Rare diseases: unscrambling the code

People affected by rare diseases often face extraordinary barriers. They can find it difficult to get the right diagnosis, expert advice or treatment and support.

It’s challenging – especially when they are trying to cope with the uncertainty of an often progressive, devastating and debilitating disease. But the complexity of these conditions, and the small number of patients affected, means this area of research doesn’t always attract the greatest interest.

Less than 5%

of the 6-8,000 rare diseases that exist have licensed treatments

Less than 5% of the 6-8,000 rare diseases that exist have licensed treatments, so the potential to help patients is significant. That’s why, at GSK, research into rare diseases is one of our six core areas of scientific R&D. We have established a dedicated rare disease unit, with the ultimate goal of developing breakthrough solutions for people affected by rare diseases and delivering much needed medicines.

A rare disease is often caused by a fault in a single gene. Understanding where these faults occur and how they can be fixed gives us a unique insight into specific areas of human biology. We hope these insights will not only make a difference to patients with rare diseases but also help us better understand the science behind more common conditions. Our work in rare diseases also enables us to use new and cutting edge technology to achieve our goal.

Working in rare diseases is challenging. To be successful requires specialised skills, determination and a unique approach. We recognise that patients are often experts in their own disease so we actively seek their advice to further our research.

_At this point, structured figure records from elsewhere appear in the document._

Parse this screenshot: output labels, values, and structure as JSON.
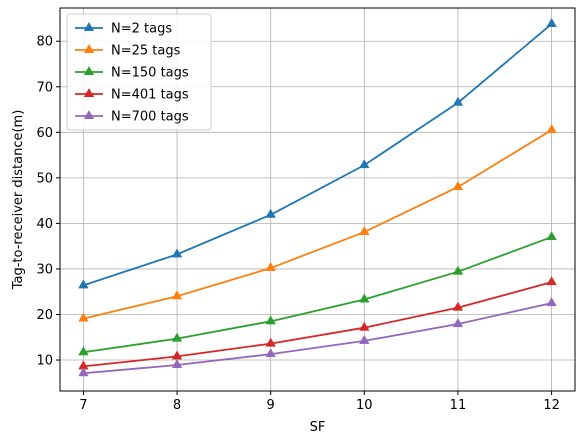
{
  "chart_data": {
    "type": "line",
    "title": "",
    "xlabel": "SF",
    "ylabel": "Tag-to-receiver distance(m)",
    "x": [
      7,
      8,
      9,
      10,
      11,
      12
    ],
    "xlim": [
      6.75,
      12.25
    ],
    "ylim": [
      3.2,
      87.3
    ],
    "xticks": [
      7,
      8,
      9,
      10,
      11,
      12
    ],
    "yticks": [
      10,
      20,
      30,
      40,
      50,
      60,
      70,
      80
    ],
    "grid": true,
    "legend_position": "upper-left",
    "marker": "triangle-up",
    "series": [
      {
        "name": "N=2 tags",
        "color": "#1f77b4",
        "values": [
          26.4,
          33.2,
          41.9,
          52.8,
          66.5,
          83.8
        ]
      },
      {
        "name": "N=25 tags",
        "color": "#ff7f0e",
        "values": [
          19.1,
          24.0,
          30.2,
          38.1,
          48.0,
          60.5
        ]
      },
      {
        "name": "N=150 tags",
        "color": "#2ca02c",
        "values": [
          11.7,
          14.7,
          18.5,
          23.3,
          29.4,
          37.0
        ]
      },
      {
        "name": "N=401 tags",
        "color": "#d62728",
        "values": [
          8.6,
          10.8,
          13.6,
          17.1,
          21.5,
          27.1
        ]
      },
      {
        "name": "N=700 tags",
        "color": "#9467bd",
        "values": [
          7.1,
          8.9,
          11.3,
          14.2,
          17.9,
          22.5
        ]
      }
    ]
  }
}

Here three employees from our rare disease unit share their stories of what they are doing to help develop and deliver medicines for those affected by a rare disease.

A parent’s view:

Julie Venners Christensen, Head of Global Patient Advocacy, Gene Therapy

I am a mother of five children. When my daughter Brielle was born, I knew something wasn’t right. She wasn’t developing as fast as her siblings and was struggling to meet developmental milestones. There was limited knowledge of her disease at the time. It took four months before she was diagnosed with mitochondrial disease – which causes poor growth and numerous organ disorders. Brielle’s prognosis was devastating. She was given a year to live. There was no treatment for her condition so I worked with Brielle's metabolic specialist to try various, and sometimes unusual, approaches. Brielle is now 21 years old. It was through my campaigning activities that I learnt about the rare disease patient advocacy role at GSK. Through my own experience I appreciate the challenges faced by those affected by rare diseases. I bring these insights into GSK to help make a medical difference to patients and their families.

A clinician’s view:

Alison Church, Medicine Development Lead, metachromatic dystrophy 

The first time I encountered a patient with a rare disease was as a paediatric immunologist at Duke University. I saw many patients with rare genetic diseases that caused their immune systems not to work properly. For some, a minor cold could have fatal consequences. Patients can spend years in isolation due to the fear of an infection. It was devastating to see some patients die despite receiving the best available treatments. It left an indelible memory. My role at GSK involves progressing the development of potential new medicines through to regulatory approval. It is challenging – particularly when there’s no precedent. Every day, and particularly when times are tough, I recall my patients at Duke. I want to do my utmost to help give children with rare diseases the opportunity to live a long and healthy life.

A parent’s view:

Jessica Imrie, Head of Strategy & Operations, Gene Therapy

Soon after having my twins, I was told that Abigail had a rare genetic fault. Her immune system wasn’t able to fight infections so, unless we could find a suitable bone marrow donor, Abigail would die. She was kept in isolation. My husband and I, and Abigail’s twin brother Jack were tested. Despite the odds Jack was a perfect match and donated his bone marrow to his twin sister. But Abigail’s condition did not improve and we prepared for the worst. Then a breakthrough – her immune system slowly started to respond. At 2 years of age she was able to attend pre-school for the first time. We’ve been very lucky. Without Jack, Abigail would have died. Some children with similar rare conditions don’t have a suitable donor so live in isolation units or don’t survive. Abigail and Jack are inseparable. Abigail tells everyone that Jack saved her life. Raising a daughter with a rare disease has brought a new perspective to my work in the Rare Disease Unit at GSK. I share my own experience with colleagues to help ensure we focus on what’s important to parents and patients.